Hospitals pass costs on
"Even if a person has insurance, it won't cover all the costs," Becker said.
"The
hospital ends up covering most of those unpaid costs, but the way they
do that is by raising the rates on commercial insurers, and they pass
along those increases to individuals."
Nursing
homes are reporting that there are two groups of people who are
especially hard to care for: those on ventilators and those with brain
injuries.
Moffat said people with brain injuries sometimes have emotional difficulties that make nursing homes hesitant to take them.

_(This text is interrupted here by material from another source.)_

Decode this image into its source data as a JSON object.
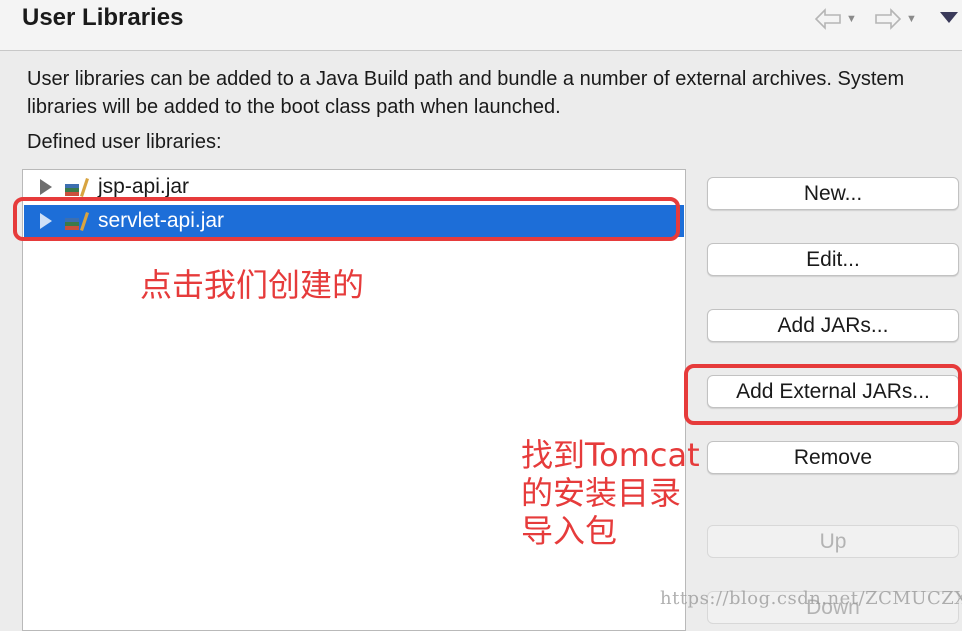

"Some of them could exhibit violent behaviors," she said. "Nursing homes don't want to put other residents at risk."
The
other group that's difficult to place is people who require a
ventilator to breathe. Moffat said ventilator care is very expensive,
about four times the typical Medicaid reimbursement rate of $135.14 per
day.
There are also stringent staffing
requirements for ventilator care. Nursing homes have to have a
full-time respiratory therapist to care for those people.
"Not many facilities have a full-time respiratory therapist," she said.
Moffat
said that Medicaid reimbursements for ventilator patients need to be
re-examined in order for more nursing homes to accept these patients.
While
it's unclear just how many trauma patients are in need of rehab
services each year, Moffat said the bulk of nursing home patients
younger than 60 are accident victims who have suffered spinal cord or
brain injuries.
There were nearly 1,000 more
people under 60 living in Tennessee nursing homes in 2005 than 10 years
earlier — 2,814 compared to 1,862, according to data from the
state's department of health. That's about 9 percent of nursing home
residents.
McDaniel says the growing group needs to be better served.
"I'm angry," he said, of not being able to go to rehab. "There needs to be somewhere for us to go."